As United insist his 18-year-old son must respect the contract he signed with them - even though he claims he put pen to paper under duress - the elder Obi is keen for the controversy to go away.
"I am surprised at the turn of things," he told BBC Sport from his home in Jos, in Nigeria's Plateau State.
"I will only appeal to all the parties involved in the dispute to settle the problem, so that my son can move on."
But before the latest controversy, the elder Obi had been happy with his son's decision to come under the tutelage of Sir Alex Ferguson at Old Trafford.
"When I first heard of his deal [with Manchester United], I was so happy.
"Friends and relations from across the country and in Jos where I live, have been trooping to my house to celebrate the progress Mikel is making in his career."
"But my joy is now dimmed because of the rows between the clubs at the centre of the transfer controversy," he confessed.
A tyre repairer by trade, the elder Obi was a footballer in his teenage years at St Teresa's school in Jos.
He had a stint with local side, Gombe XI, which was to have been the first step in the pursuit of a football career.
But the 1967-1970 Nigerian civil war, in which members of his Igbo ethnic group abortively fought to secede from the rest of the country, rudely halted his dreams of a career.
"When I was playing, there was no money," he recalls.
"The most people could do for you is to buy a drink in appreciation of your performance."
But the talent that emerged in his son, the seventh child in a family of eight, allowed him to relish what could have been, had he been more fortunate.
Mikel Obi's talent was first noticed by a football academy, run by Kashimawo Laloko, who is also the technical director of the Nigeria FA.
"He was one of my best players at that time," said James Ayeni, a coach at the academy's Jos centre.
"He was so thin yet so brave and he also had a very good first touch."
They trained him for several years before he joined Plateau United, a team in the Nigerian championship.
Plateau officials knew they had unearthed a shining talent after watching him in action for local side Young Scarlet FC.
"It's hard to explain his talent at such a tender age, but when we got him, we realised we had found the best young talent in the whole of Nigeria," Nduka Ndubuisi, erstwhile coach of Plateau United, told BBC Sport.
"The fans were critical of our decision to play a school boy but he was outstanding in the few games he played at home."

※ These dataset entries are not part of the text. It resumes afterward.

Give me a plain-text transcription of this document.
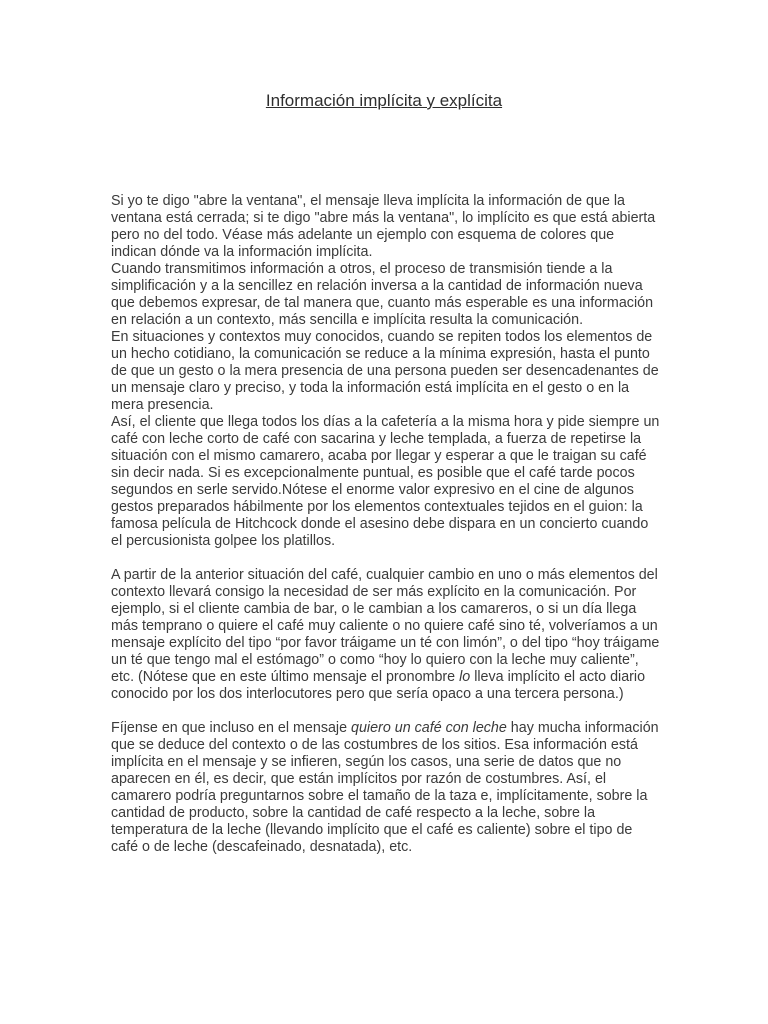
Información implícita y explícita

Si yo te digo "abre la ventana", el mensaje lleva implícita la información de que la ventana está cerrada; si te digo "abre más la ventana", lo implícito es que está abierta pero no del todo. Véase más adelante un ejemplo con esquema de colores que indican dónde va la información implícita.

Cuando transmitimos información a otros, el proceso de transmisión tiende a la simplificación y a la sencillez en relación inversa a la cantidad de información nueva que debemos expresar, de tal manera que, cuanto más esperable es una información en relación a un contexto, más sencilla e implícita resulta la comunicación.

En situaciones y contextos muy conocidos, cuando se repiten todos los elementos de un hecho cotidiano, la comunicación se reduce a la mínima expresión, hasta el punto de que un gesto o la mera presencia de una persona pueden ser desencadenantes de un mensaje claro y preciso, y toda la información está implícita en el gesto o en la mera presencia.

Así, el cliente que llega todos los días a la cafetería a la misma hora y pide siempre un café con leche corto de café con sacarina y leche templada, a fuerza de repetirse la situación con el mismo camarero, acaba por llegar y esperar a que le traigan su café sin decir nada. Si es excepcionalmente puntual, es posible que el café tarde pocos segundos en serle servido.Nótese el enorme valor expresivo en el cine de algunos gestos preparados hábilmente por los elementos contextuales tejidos en el guion: la famosa película de Hitchcock donde el asesino debe dispara en un concierto cuando el percusionista golpee los platillos.

A partir de la anterior situación del café, cualquier cambio en uno o más elementos del contexto llevará consigo la necesidad de ser más explícito en la comunicación. Por ejemplo, si el cliente cambia de bar, o le cambian a los camareros, o si un día llega más temprano o quiere el café muy caliente o no quiere café sino té, volveríamos a un mensaje explícito del tipo “por favor tráigame un té con limón”, o del tipo “hoy tráigame un té que tengo mal el estómago” o como “hoy lo quiero con la leche muy caliente”, etc. (Nótese que en este último mensaje el pronombre lo lleva implícito el acto diario conocido por los dos interlocutores pero que sería opaco a una tercera persona.)

Fíjense en que incluso en el mensaje quiero un café con leche hay mucha información que se deduce del contexto o de las costumbres de los sitios. Esa información está implícita en el mensaje y se infieren, según los casos, una serie de datos que no aparecen en él, es decir, que están implícitos por razón de costumbres. Así, el camarero podría preguntarnos sobre el tamaño de la taza e, implícitamente, sobre la cantidad de producto, sobre la cantidad de café respecto a la leche, sobre la temperatura de la leche (llevando implícito que el café es caliente) sobre el tipo de café o de leche (descafeinado, desnatada), etc.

Obi's father had rejected a request to allow the youngster travel for the team's away games, restricting him to their Jos base.
But it did not stop Austin Eguavoen, then coach of Nigeria's Under-17 side, from unearthing Obi and making him a key player in the team that went to the 2003 World Championship in Finland.
"When I see Mikel Obi, he reminds me of players Like Frank Lampard, Zinedine Zidane, Steven Gerrard and Paul Scholes," said Eguavoen, now assistant coach of Nigeria's Super Eagles.
"He is strong, quick, uses both feet and is technically sound. I preferred playing him behind the two main strikers."
Before the Finland tournament, the team trained at Manchester United's Carrington ground.
Then 16, Obi was noticed by Jim Ryan, the club's youth director.
That marked the start of a journey that saw Obi also attracting attention from Chelsea, whose manager Jose Mourinho described him as "pure gold."
But the young prospect must first dribble past the problems that threaten to ruin an English club career that is yet to begin.